Mrs Mahama embarked on a passionate and aggressive advocacy and awareness-raising campaign to eliminate mother-to-child transmission of HIV, while supporting the health, education and well-being of the orphans and vulnerable children in the country.
She has strived to keep mothers alive through integrated HIV, breast and cervical cancer prevention programmes.

Current advancement

Speaking at the ceremony, Mrs Mahama said with the current advancement in HIV treatment, one could remain healthy and live a full life and not die prematurely of AIDS. “The screening for HIV and AIDS as well as cervical and breast cancers are very important for women as early detection is the only key to curing the disease,” she said.

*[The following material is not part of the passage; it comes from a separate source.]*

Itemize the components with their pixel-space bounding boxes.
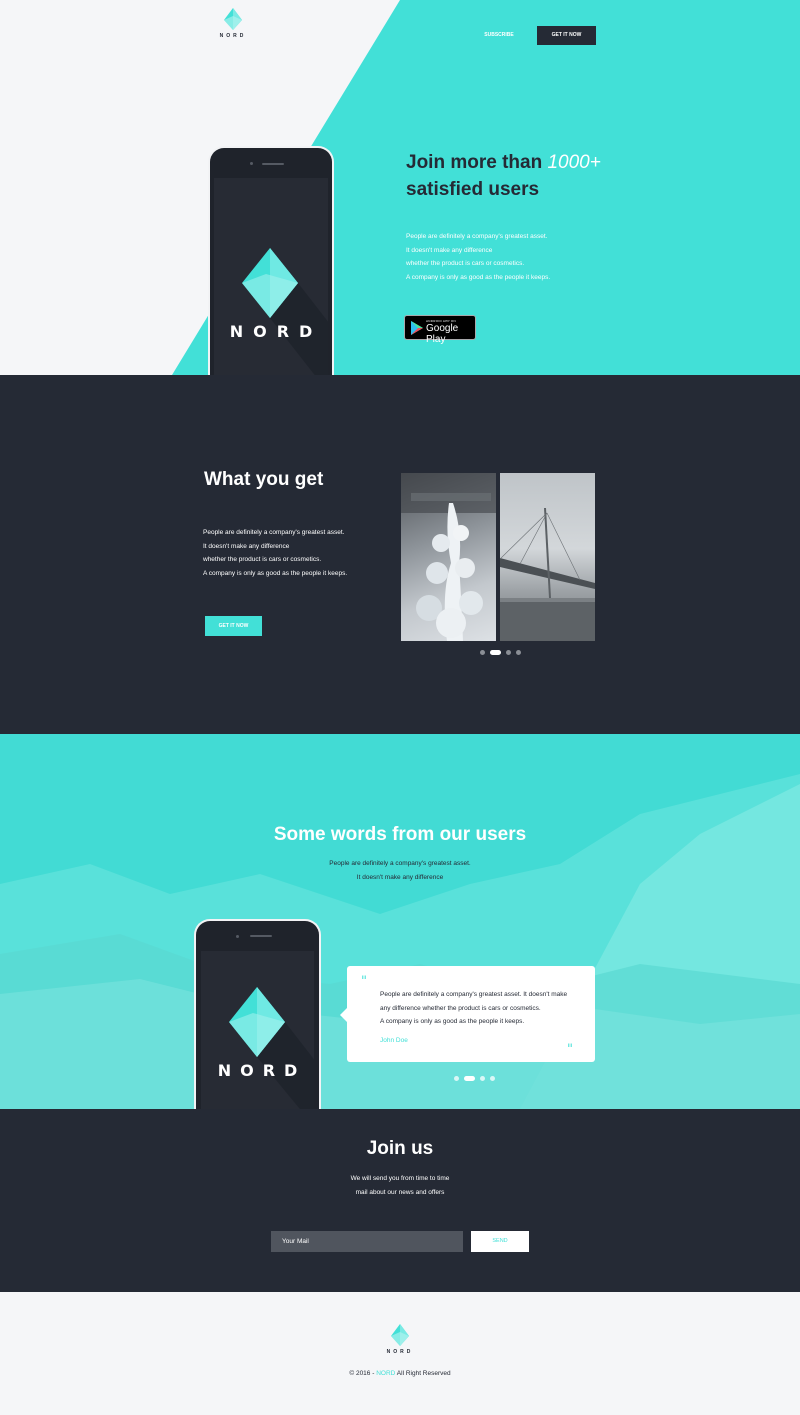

According to her, health is very critical to the development of the nation. In Ghana, women and children with HIV, together constitute 75 per cent of all HIV cases and in 2013 alone, 2,407 children under 15 years were newly infected with HIV while cervical and breast cancers were the commonest causes of cancer-related deaths among women in the country.

Cervical cancer

The First Lady said close to 5,000 women were diagnosed with cervical cancer each year while another 2,900 women were diagnosed with breast cancer.

She said there were simple measures to reduce the needless infections transmitted to children and to prevent and detect the disease affecting the reproductive health of women, and therefore urged all to take advantage of the free screening to stay healthy at all times.

The Director General of the Ghana AIDS Commission, Dr Angela El-Addas, said in 2013, the Ghana chapter of OAFLA, in collaboration with the Ghana AIDS Commission and health partners, embarked on a campaign that had been successfully launched in six regions.

The Municipal Chief Executive of Mampong, Mr Mohammed Kojo Aboasu, said the launch demonstrated the First Lady’s personal commitment and support to the national efforts towards the elimination of mother-to-child transmission of HIV and the strengthening of reproductive health services.

He said in 2001, the Ministry of Health and the Ghana AIDS Commission, with the support of development partners, initiated prevention of mother-to-child transmission of HIV and extended it to other parts of the country.